To ask the Secretary of State for Levelling Up, Housing and Communities, with reference to his Department's press release entitled Leasehold reforms give more rights and protections to homeowners, published on 27 November 2023, when he plans to bring forward legislative measures to amend the Building Safety Act 2022 to make it easier to ensure that those who caused building-safety defects in enfranchised buildings are made to pay.

Photo of Lee Rowley Lee Rowley Minister of State (Minister for Housing)

Under Part 5 of the Building Safety Act 2022 leaseholders in enfranchised buildings, either individually or collectively, can pursue developers – and their associated companies – via a remediation contribution order, for funds they have spent or will spend remediating their buildings for relevant defects.

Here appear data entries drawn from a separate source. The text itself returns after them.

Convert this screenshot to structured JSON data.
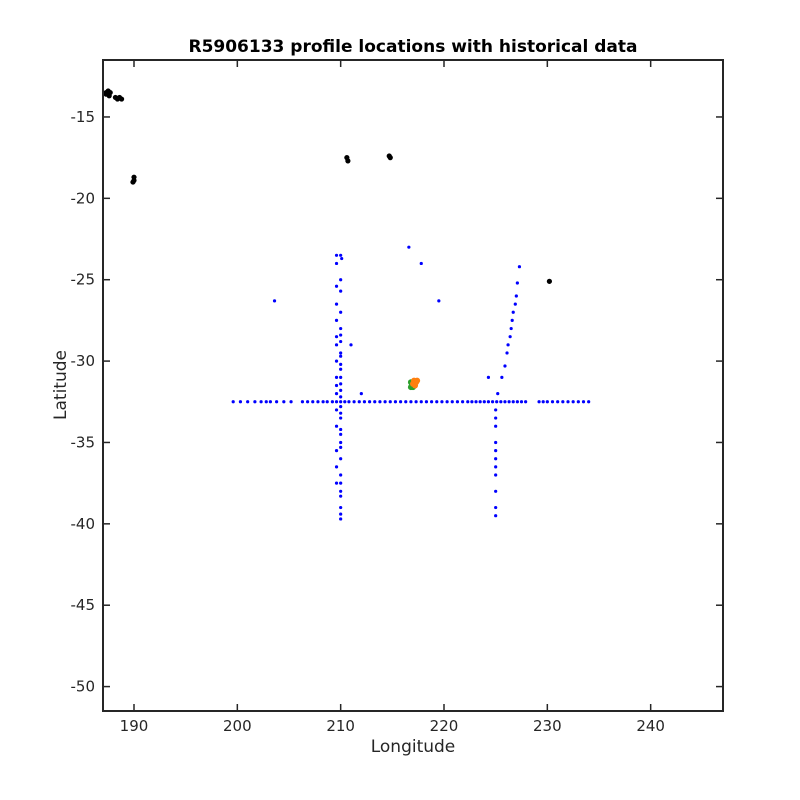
{
  "chart_data": {
    "type": "scatter",
    "title": "R5906133 profile locations with historical data",
    "xlabel": "Longitude",
    "ylabel": "Latitude",
    "xlim": [
      187,
      247
    ],
    "ylim": [
      -51.5,
      -11.5
    ],
    "xticks": [
      190,
      200,
      210,
      220,
      230,
      240
    ],
    "yticks": [
      -15,
      -20,
      -25,
      -30,
      -35,
      -40,
      -45,
      -50
    ],
    "grid": false,
    "colors": {
      "historical": "#0000ff",
      "land": "#000000",
      "profile_start": "#2ca02c",
      "profile_end": "#ff7f0e"
    },
    "series": [
      {
        "role": "historical",
        "points": [
          [
            199.6,
            -32.5
          ],
          [
            200.3,
            -32.5
          ],
          [
            201.0,
            -32.5
          ],
          [
            201.7,
            -32.5
          ],
          [
            202.3,
            -32.5
          ],
          [
            202.8,
            -32.5
          ],
          [
            203.2,
            -32.5
          ],
          [
            203.8,
            -32.5
          ],
          [
            204.5,
            -32.5
          ],
          [
            205.2,
            -32.5
          ],
          [
            206.3,
            -32.5
          ],
          [
            206.8,
            -32.5
          ],
          [
            207.3,
            -32.5
          ],
          [
            207.8,
            -32.5
          ],
          [
            208.3,
            -32.5
          ],
          [
            208.7,
            -32.5
          ],
          [
            209.2,
            -32.5
          ],
          [
            209.6,
            -32.5
          ],
          [
            210.0,
            -32.5
          ],
          [
            210.4,
            -32.5
          ],
          [
            210.8,
            -32.5
          ],
          [
            211.3,
            -32.5
          ],
          [
            211.8,
            -32.5
          ],
          [
            212.3,
            -32.5
          ],
          [
            212.8,
            -32.5
          ],
          [
            213.3,
            -32.5
          ],
          [
            213.8,
            -32.5
          ],
          [
            214.3,
            -32.5
          ],
          [
            214.8,
            -32.5
          ],
          [
            215.3,
            -32.5
          ],
          [
            215.8,
            -32.5
          ],
          [
            216.3,
            -32.5
          ],
          [
            216.8,
            -32.5
          ],
          [
            217.3,
            -32.5
          ],
          [
            217.8,
            -32.5
          ],
          [
            218.3,
            -32.5
          ],
          [
            218.8,
            -32.5
          ],
          [
            219.3,
            -32.5
          ],
          [
            219.8,
            -32.5
          ],
          [
            220.3,
            -32.5
          ],
          [
            220.8,
            -32.5
          ],
          [
            221.3,
            -32.5
          ],
          [
            221.8,
            -32.5
          ],
          [
            222.3,
            -32.5
          ],
          [
            222.7,
            -32.5
          ],
          [
            223.1,
            -32.5
          ],
          [
            223.5,
            -32.5
          ],
          [
            223.9,
            -32.5
          ],
          [
            224.3,
            -32.5
          ],
          [
            224.7,
            -32.5
          ],
          [
            225.1,
            -32.5
          ],
          [
            225.5,
            -32.5
          ],
          [
            225.9,
            -32.5
          ],
          [
            226.3,
            -32.5
          ],
          [
            226.7,
            -32.5
          ],
          [
            227.1,
            -32.5
          ],
          [
            227.5,
            -32.5
          ],
          [
            227.9,
            -32.5
          ],
          [
            229.2,
            -32.5
          ],
          [
            229.6,
            -32.5
          ],
          [
            230.0,
            -32.5
          ],
          [
            230.5,
            -32.5
          ],
          [
            231.0,
            -32.5
          ],
          [
            231.5,
            -32.5
          ],
          [
            232.0,
            -32.5
          ],
          [
            232.5,
            -32.5
          ],
          [
            233.0,
            -32.5
          ],
          [
            233.5,
            -32.5
          ],
          [
            234.0,
            -32.5
          ],
          [
            209.6,
            -23.5
          ],
          [
            210.0,
            -23.5
          ],
          [
            210.1,
            -23.7
          ],
          [
            209.6,
            -24.0
          ],
          [
            210.0,
            -25.0
          ],
          [
            209.6,
            -25.4
          ],
          [
            210.0,
            -25.7
          ],
          [
            209.6,
            -26.5
          ],
          [
            210.0,
            -27.0
          ],
          [
            209.6,
            -27.5
          ],
          [
            210.0,
            -28.0
          ],
          [
            210.0,
            -28.4
          ],
          [
            209.6,
            -28.5
          ],
          [
            210.0,
            -28.8
          ],
          [
            209.6,
            -29.0
          ],
          [
            210.0,
            -29.5
          ],
          [
            210.0,
            -29.7
          ],
          [
            209.6,
            -30.0
          ],
          [
            210.0,
            -30.2
          ],
          [
            210.0,
            -30.5
          ],
          [
            209.6,
            -31.0
          ],
          [
            210.0,
            -31.0
          ],
          [
            210.0,
            -31.4
          ],
          [
            209.6,
            -31.5
          ],
          [
            210.0,
            -31.8
          ],
          [
            209.6,
            -32.0
          ],
          [
            210.0,
            -32.2
          ],
          [
            210.0,
            -32.8
          ],
          [
            209.6,
            -33.0
          ],
          [
            210.0,
            -33.2
          ],
          [
            210.0,
            -33.5
          ],
          [
            209.6,
            -34.0
          ],
          [
            210.0,
            -34.2
          ],
          [
            210.0,
            -34.5
          ],
          [
            210.0,
            -35.0
          ],
          [
            210.0,
            -35.3
          ],
          [
            209.6,
            -35.5
          ],
          [
            210.0,
            -36.0
          ],
          [
            209.6,
            -36.5
          ],
          [
            210.0,
            -37.0
          ],
          [
            209.6,
            -37.5
          ],
          [
            210.0,
            -37.5
          ],
          [
            210.0,
            -38.0
          ],
          [
            210.0,
            -38.3
          ],
          [
            210.0,
            -39.0
          ],
          [
            210.0,
            -39.4
          ],
          [
            210.0,
            -39.7
          ],
          [
            225.0,
            -33.0
          ],
          [
            225.0,
            -33.5
          ],
          [
            225.0,
            -34.0
          ],
          [
            225.0,
            -35.0
          ],
          [
            225.0,
            -35.5
          ],
          [
            225.0,
            -36.0
          ],
          [
            225.0,
            -36.5
          ],
          [
            225.0,
            -37.0
          ],
          [
            225.0,
            -38.0
          ],
          [
            225.0,
            -39.0
          ],
          [
            225.0,
            -39.5
          ],
          [
            225.2,
            -32.0
          ],
          [
            225.6,
            -31.0
          ],
          [
            225.9,
            -30.3
          ],
          [
            226.1,
            -29.5
          ],
          [
            226.2,
            -29.0
          ],
          [
            226.4,
            -28.5
          ],
          [
            226.5,
            -28.0
          ],
          [
            226.6,
            -27.5
          ],
          [
            226.7,
            -27.0
          ],
          [
            226.9,
            -26.5
          ],
          [
            227.0,
            -26.0
          ],
          [
            227.1,
            -25.2
          ],
          [
            227.3,
            -24.2
          ],
          [
            216.6,
            -23.0
          ],
          [
            217.8,
            -24.0
          ],
          [
            203.6,
            -26.3
          ],
          [
            219.5,
            -26.3
          ],
          [
            211.0,
            -29.0
          ],
          [
            224.3,
            -31.0
          ],
          [
            212.0,
            -32.0
          ]
        ]
      },
      {
        "role": "profile_start",
        "points": [
          [
            216.8,
            -31.3
          ],
          [
            216.9,
            -31.5
          ],
          [
            217.0,
            -31.6
          ],
          [
            217.1,
            -31.4
          ],
          [
            216.8,
            -31.6
          ]
        ]
      },
      {
        "role": "profile_end",
        "points": [
          [
            217.1,
            -31.2
          ],
          [
            217.3,
            -31.3
          ],
          [
            217.2,
            -31.5
          ],
          [
            217.0,
            -31.4
          ],
          [
            217.4,
            -31.2
          ]
        ]
      },
      {
        "role": "land",
        "points": [
          [
            187.3,
            -13.5
          ],
          [
            187.5,
            -13.4
          ],
          [
            187.7,
            -13.5
          ],
          [
            187.6,
            -13.7
          ],
          [
            187.3,
            -13.6
          ],
          [
            188.2,
            -13.8
          ],
          [
            188.4,
            -13.9
          ],
          [
            188.6,
            -13.8
          ],
          [
            188.8,
            -13.9
          ],
          [
            190.0,
            -18.7
          ],
          [
            190.0,
            -18.9
          ],
          [
            189.9,
            -19.0
          ],
          [
            210.6,
            -17.5
          ],
          [
            210.7,
            -17.7
          ],
          [
            214.7,
            -17.4
          ],
          [
            214.8,
            -17.5
          ],
          [
            230.2,
            -25.1
          ]
        ]
      }
    ]
  }
}
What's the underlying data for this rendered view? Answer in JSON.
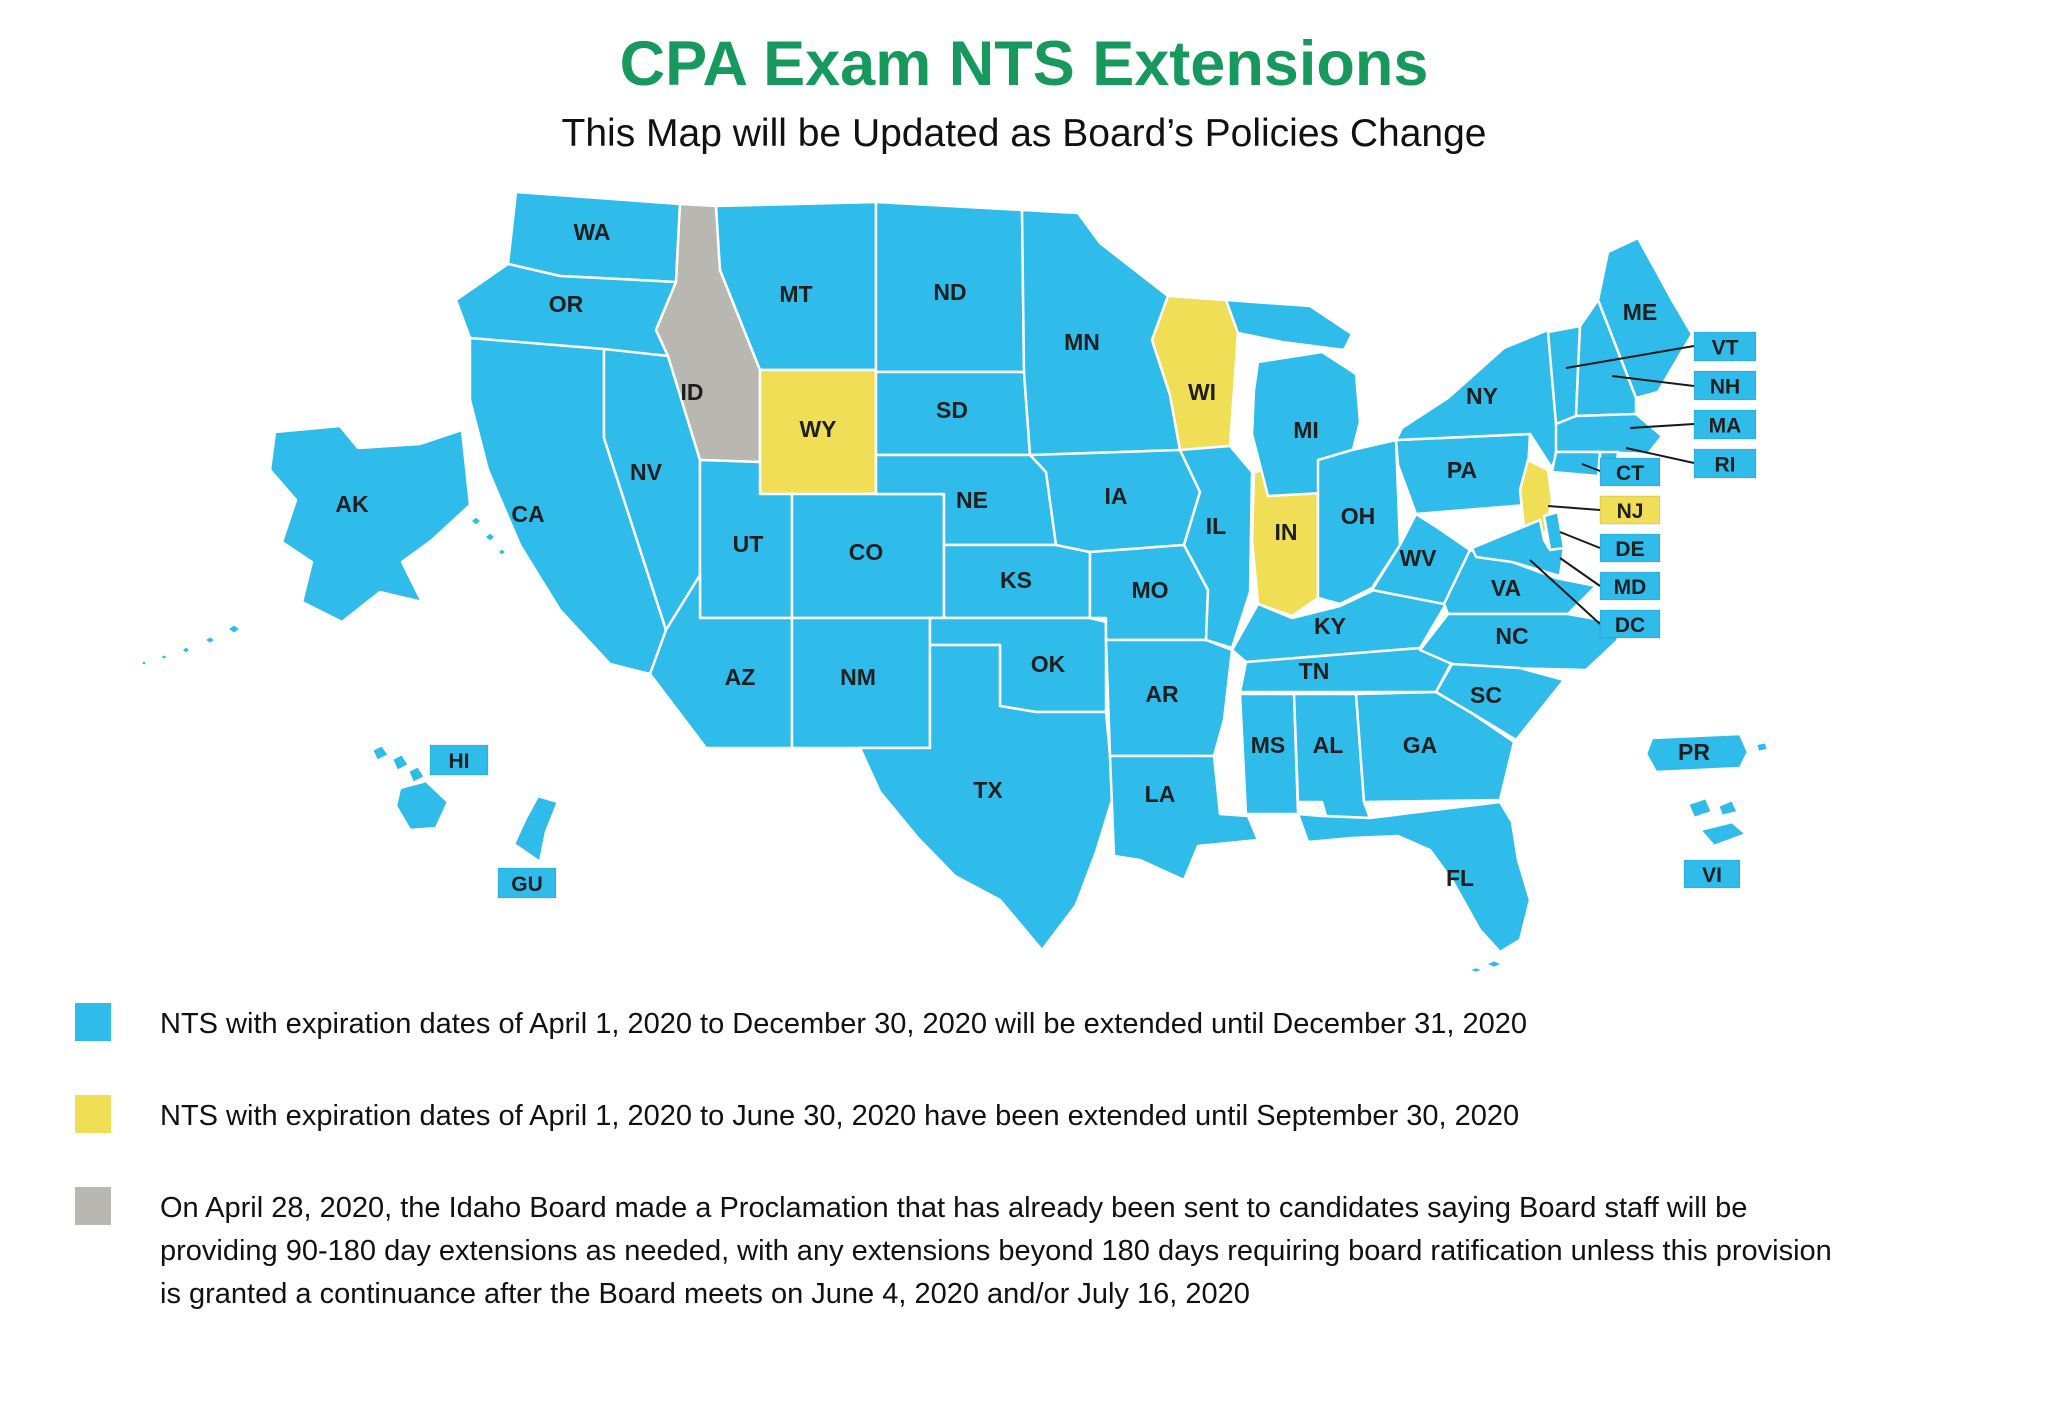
{
  "title": "CPA Exam NTS Extensions",
  "subtitle": "This Map will be Updated as Board’s Policies Change",
  "colors": {
    "title_green": "#17995E",
    "blue": "#2FBCEA",
    "yellow": "#F1DE57",
    "gray": "#B9B7B2",
    "label_text": "#1F1F1F",
    "callout_line": "#1a1a1a"
  },
  "legend": [
    {
      "color": "blue",
      "text": "NTS with expiration dates of April 1, 2020 to December 30, 2020 will be extended until December 31, 2020"
    },
    {
      "color": "yellow",
      "text": "NTS with expiration dates of April 1, 2020 to June 30, 2020 have been extended until September 30, 2020"
    },
    {
      "color": "gray",
      "text": "On April 28, 2020, the Idaho Board made a Proclamation that has already been sent to candidates saying Board staff will be providing 90-180 day extensions as needed, with any extensions beyond 180 days requiring board ratification unless this provision is granted a continuance after the Board meets on June 4, 2020 and/or July 16, 2020"
    }
  ],
  "map": {
    "states": [
      {
        "id": "WA",
        "label": "WA",
        "status": "blue"
      },
      {
        "id": "OR",
        "label": "OR",
        "status": "blue"
      },
      {
        "id": "CA",
        "label": "CA",
        "status": "blue"
      },
      {
        "id": "NV",
        "label": "NV",
        "status": "blue"
      },
      {
        "id": "ID",
        "label": "ID",
        "status": "gray"
      },
      {
        "id": "MT",
        "label": "MT",
        "status": "blue"
      },
      {
        "id": "WY",
        "label": "WY",
        "status": "yellow"
      },
      {
        "id": "UT",
        "label": "UT",
        "status": "blue"
      },
      {
        "id": "CO",
        "label": "CO",
        "status": "blue"
      },
      {
        "id": "AZ",
        "label": "AZ",
        "status": "blue"
      },
      {
        "id": "NM",
        "label": "NM",
        "status": "blue"
      },
      {
        "id": "ND",
        "label": "ND",
        "status": "blue"
      },
      {
        "id": "SD",
        "label": "SD",
        "status": "blue"
      },
      {
        "id": "NE",
        "label": "NE",
        "status": "blue"
      },
      {
        "id": "KS",
        "label": "KS",
        "status": "blue"
      },
      {
        "id": "OK",
        "label": "OK",
        "status": "blue"
      },
      {
        "id": "TX",
        "label": "TX",
        "status": "blue"
      },
      {
        "id": "MN",
        "label": "MN",
        "status": "blue"
      },
      {
        "id": "IA",
        "label": "IA",
        "status": "blue"
      },
      {
        "id": "MO",
        "label": "MO",
        "status": "blue"
      },
      {
        "id": "AR",
        "label": "AR",
        "status": "blue"
      },
      {
        "id": "LA",
        "label": "LA",
        "status": "blue"
      },
      {
        "id": "WI",
        "label": "WI",
        "status": "yellow"
      },
      {
        "id": "IL",
        "label": "IL",
        "status": "blue"
      },
      {
        "id": "IN",
        "label": "IN",
        "status": "yellow"
      },
      {
        "id": "MI",
        "label": "MI",
        "status": "blue"
      },
      {
        "id": "OH",
        "label": "OH",
        "status": "blue"
      },
      {
        "id": "KY",
        "label": "KY",
        "status": "blue"
      },
      {
        "id": "TN",
        "label": "TN",
        "status": "blue"
      },
      {
        "id": "MS",
        "label": "MS",
        "status": "blue"
      },
      {
        "id": "AL",
        "label": "AL",
        "status": "blue"
      },
      {
        "id": "GA",
        "label": "GA",
        "status": "blue"
      },
      {
        "id": "FL",
        "label": "FL",
        "status": "blue"
      },
      {
        "id": "WV",
        "label": "WV",
        "status": "blue"
      },
      {
        "id": "VA",
        "label": "VA",
        "status": "blue"
      },
      {
        "id": "NC",
        "label": "NC",
        "status": "blue"
      },
      {
        "id": "SC",
        "label": "SC",
        "status": "blue"
      },
      {
        "id": "PA",
        "label": "PA",
        "status": "blue"
      },
      {
        "id": "NY",
        "label": "NY",
        "status": "blue"
      },
      {
        "id": "ME",
        "label": "ME",
        "status": "blue"
      },
      {
        "id": "VT",
        "label": "",
        "status": "blue"
      },
      {
        "id": "NH",
        "label": "",
        "status": "blue"
      },
      {
        "id": "MA",
        "label": "",
        "status": "blue"
      },
      {
        "id": "RI",
        "label": "",
        "status": "blue"
      },
      {
        "id": "CT",
        "label": "",
        "status": "blue"
      },
      {
        "id": "NJ",
        "label": "",
        "status": "yellow"
      },
      {
        "id": "DE",
        "label": "",
        "status": "blue"
      },
      {
        "id": "MD",
        "label": "",
        "status": "blue"
      },
      {
        "id": "AK",
        "label": "AK",
        "status": "blue"
      },
      {
        "id": "HI",
        "label": "",
        "status": "blue"
      },
      {
        "id": "GU",
        "label": "",
        "status": "blue"
      },
      {
        "id": "PR",
        "label": "PR",
        "status": "blue"
      },
      {
        "id": "VI",
        "label": "",
        "status": "blue"
      }
    ],
    "callout_boxes": [
      {
        "id": "VT",
        "label": "VT",
        "status": "blue"
      },
      {
        "id": "NH",
        "label": "NH",
        "status": "blue"
      },
      {
        "id": "MA",
        "label": "MA",
        "status": "blue"
      },
      {
        "id": "RI",
        "label": "RI",
        "status": "blue"
      },
      {
        "id": "CT",
        "label": "CT",
        "status": "blue"
      },
      {
        "id": "NJ",
        "label": "NJ",
        "status": "yellow"
      },
      {
        "id": "DE",
        "label": "DE",
        "status": "blue"
      },
      {
        "id": "MD",
        "label": "MD",
        "status": "blue"
      },
      {
        "id": "DC",
        "label": "DC",
        "status": "blue"
      },
      {
        "id": "HI",
        "label": "HI",
        "status": "blue"
      },
      {
        "id": "GU",
        "label": "GU",
        "status": "blue"
      },
      {
        "id": "VI",
        "label": "VI",
        "status": "blue"
      }
    ]
  }
}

We are building on the legislation brought forward by the Act. The Government has tabled several amendments for the Leasehold and Freehold Reform Bill to clarify and extend the protections in some specific areas. These amendments will further prevent freeholders and developers from escaping their liabilities to fund building remediation work – protecting leaseholders by allowing the Building Safety Act 2022 to operate as intended, as well as adding further protections in some specific scenarios.

For example, we have made clear that a remediation contribution order can, among other things, order the landlord or developer to make payments for the costs of:

  • steps which reduce the risk of a relevant defect;
  • obtaining an expert report; and,
  • temporary alternative accommodation and associated costs in connection with a decant from a building in connection with a relevant defect.